The impact position of the test is the point of intersection of two lines on the vehicle center line: one is drawn with 100 mm pitch from the point of WAD 1000 in front‐back direction and the other is the lines drawn with 100 mm pitch from the point of WAD 1000 in left-right direction. The injury criteria determined through testing are used and scored on an evaluation function (sliding scale). The total score of above tests are evaluated.

Impact area → HIC → Evaluation function → Score

Evaluation procedure before FY2015 was as follows.
Areas I, II, and III are divided into six sections from left to right (up until FY2010, Area III was divided into three sections). Each of the six sections is then subdivided into four quadrants.
In each of the 18 sections, one or two points that are thought to have the highest injury criteria are selected (the points must be in different quadrants). The injury criteria determined through testing are used as representative criteria and scored on an evaluation function (sliding scale).
The test scores are averaged to produce an average score for each section, and then the total average score is calculated.

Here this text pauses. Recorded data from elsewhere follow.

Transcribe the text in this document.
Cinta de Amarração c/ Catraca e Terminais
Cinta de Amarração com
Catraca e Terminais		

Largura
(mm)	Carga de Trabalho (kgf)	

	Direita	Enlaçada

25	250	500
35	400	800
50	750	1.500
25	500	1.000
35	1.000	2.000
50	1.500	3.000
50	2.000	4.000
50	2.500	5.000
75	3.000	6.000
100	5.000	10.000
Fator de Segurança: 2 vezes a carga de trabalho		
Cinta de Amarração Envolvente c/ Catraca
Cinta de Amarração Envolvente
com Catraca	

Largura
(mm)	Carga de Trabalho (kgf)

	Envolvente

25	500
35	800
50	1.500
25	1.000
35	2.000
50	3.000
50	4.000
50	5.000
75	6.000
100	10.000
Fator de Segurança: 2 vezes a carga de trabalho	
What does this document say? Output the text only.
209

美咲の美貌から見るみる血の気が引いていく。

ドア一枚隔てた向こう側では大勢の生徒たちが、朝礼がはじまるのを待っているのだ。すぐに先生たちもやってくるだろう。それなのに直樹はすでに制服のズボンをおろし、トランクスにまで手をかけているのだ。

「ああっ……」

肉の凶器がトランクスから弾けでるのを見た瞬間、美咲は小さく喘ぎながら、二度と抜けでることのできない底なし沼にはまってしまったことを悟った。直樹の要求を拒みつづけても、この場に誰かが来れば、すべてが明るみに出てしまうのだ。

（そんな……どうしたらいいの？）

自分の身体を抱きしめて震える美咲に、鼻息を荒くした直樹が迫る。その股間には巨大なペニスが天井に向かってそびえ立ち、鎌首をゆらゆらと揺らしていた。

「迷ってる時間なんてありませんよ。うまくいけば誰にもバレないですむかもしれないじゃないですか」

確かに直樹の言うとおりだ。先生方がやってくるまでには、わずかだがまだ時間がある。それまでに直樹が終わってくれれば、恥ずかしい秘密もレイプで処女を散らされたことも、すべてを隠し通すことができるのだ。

Interpretation of evaluation results

Evaluation is divided into five levels in the following manner. First, the total average scores are converted into the Head Injury Criteria (HIC). Then, assuming AIS4+ (severe head injury probability) of around 40% (HIC: 1295) as the basic point (= 1.54), the range for which the probability is approximately 10% (HIC: 876) or lower (3.14 points or higher) is categorized as Level 5, while the range between the point where AIS4+ is approximately 10% and that where AIS4+ is approximately 50% is divided into four equal parts, thus making five levels for evaluation.
For evaluation before FY2015, the basic point was 1.67 when AIS4+ (severe head injury probability) is approximately 50% (HIC: 1436) and the score when the probability is approximately 10% (HIC: 876) or lower was 3.33 points.
In regard to pedestrian protection, the pedestrian’s head injury criterion inevitably becomes higher than that of the passengers, given the current vehicle technology. As for the evaluation coverage, it is expanded to cover wider range where certain lifesaving effects are expected in order to promote development of pedestrian protection technology.